Likewise, it helped Hillen that his wife began trying to lose weight as well.

"When you're both thinking about what you're eating, it's much easier to plan meals and work together as a team," he said, adding that he lost weight by counting calories, eating more healthful foods and eating smaller portions.

Celebrating your accomplishments along the way to achieving a goal is a good way to stay motivated and to break down a large goal into smaller steps, so it doesn't seem so daunting.

Hillen was motivated last year by his immediate weight loss in the first few weeks to continue trying to eat more healthfully.

Running also helped Cohen lose weight: about 70 pounds. Once she started seeing results, "there was no stopping me. I realized how much more energy I had and how much better I felt."

Hillen said training for and running the marathon will be another measure of success in achieving a healthy lifestyle. And his only goal is to finish.

"I'm not really competing with anyone," he said. "It's only competition with myself."

Jodi Heckel, News-Gazette magazine editor, is a runner, swimmer and occasional triathlete. You can email her at, or follow her at Her blog is at

Tips for resolve

Advice from the American Psychological Association on making and keeping resolutions: You don't have to mark the New Year with a sweeping change.

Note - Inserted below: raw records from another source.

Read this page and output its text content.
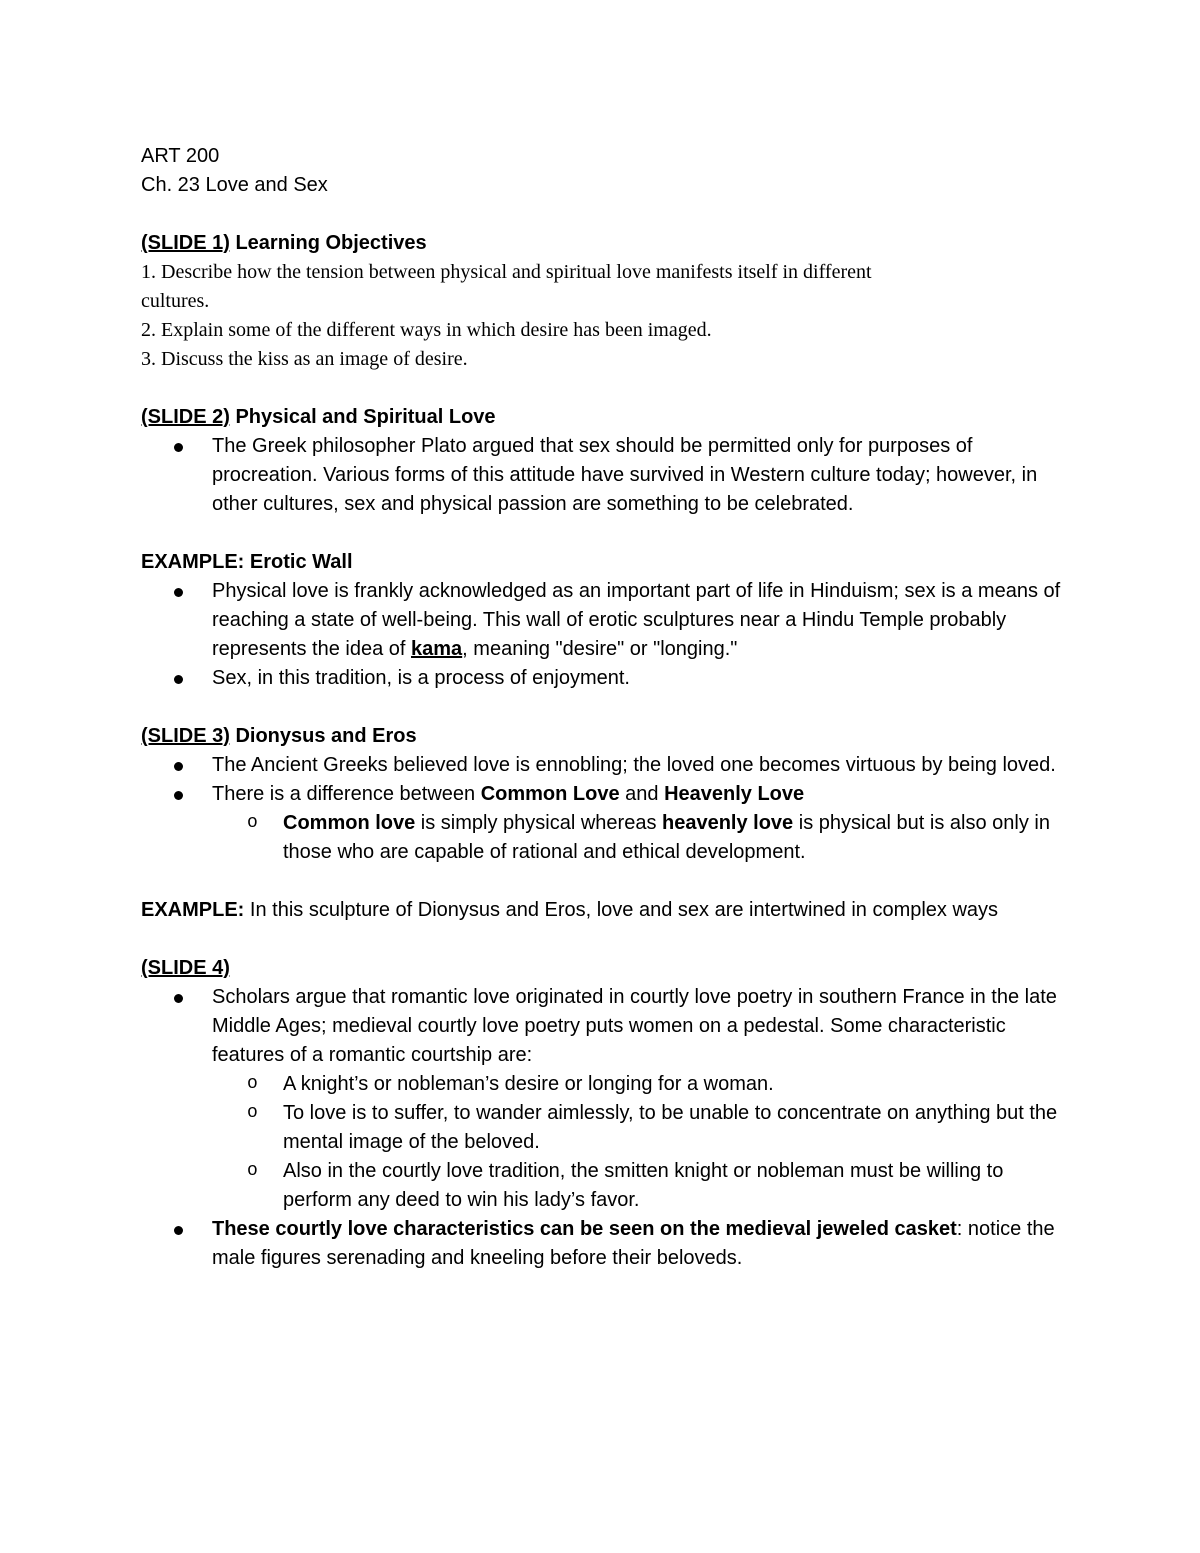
ART 200
Ch. 23 Love and Sex
(SLIDE 1) Learning Objectives
1. Describe how the tension between physical and spiritual love manifests itself in different
cultures.
2. Explain some of the different ways in which desire has been imaged.
3. Discuss the kiss as an image of desire.
(SLIDE 2) Physical and Spiritual Love
The Greek philosopher Plato argued that sex should be permitted only for purposes of procreation. Various forms of this attitude have survived in Western culture today; however, in other cultures, sex and physical passion are something to be celebrated.
EXAMPLE: Erotic Wall
Physical love is frankly acknowledged as an important part of life in Hinduism; sex is a means of reaching a state of well-being. This wall of erotic sculptures near a Hindu Temple probably represents the idea of kama, meaning "desire" or "longing."
Sex, in this tradition, is a process of enjoyment.
(SLIDE 3) Dionysus and Eros
The Ancient Greeks believed love is ennobling; the loved one becomes virtuous by being loved.
There is a difference between Common Love and Heavenly Love
o Common love is simply physical whereas heavenly love is physical but is also only in those who are capable of rational and ethical development.
EXAMPLE: In this sculpture of Dionysus and Eros, love and sex are intertwined in complex ways
(SLIDE 4)
Scholars argue that romantic love originated in courtly love poetry in southern France in the late Middle Ages; medieval courtly love poetry puts women on a pedestal. Some characteristic features of a romantic courtship are:
o A knight’s or nobleman’s desire or longing for a woman.
o To love is to suffer, to wander aimlessly, to be unable to concentrate on anything but the mental image of the beloved.
o Also in the courtly love tradition, the smitten knight or nobleman must be willing to perform any deed to win his lady’s favor.
These courtly love characteristics can be seen on the medieval jeweled casket: notice the male figures serenading and kneeling before their beloveds.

"It is a time for people to reflect on their past year's behavior and promise to make positive lifestyle changes," the APA says.

Set small, attainable goals throughout the year, rather than one huge goal Jan. 1.

The organization offers these tips on keeping resolutions:

— Start small, with resolutions you think you can keep. For example, set a goal of getting to the gym three or four days a week rather than every day.

— Change one behavior at a time, so you don't get overwhelmed. It takes time to replace unhealthy behaviors with healthy ones.

— Talk about it. Share your goals with family and friends, or consider joining a training group or exercise class with others who are working toward similar goals.

— Don't beat yourself up. You'll have weeks when you can't get to the gym, or when you skip the veggies in favor of cookies. Get back on track and don't give up.

— Ask for support. Talking with either a friend or a professional can help strengthen your resolve and help you manage stress.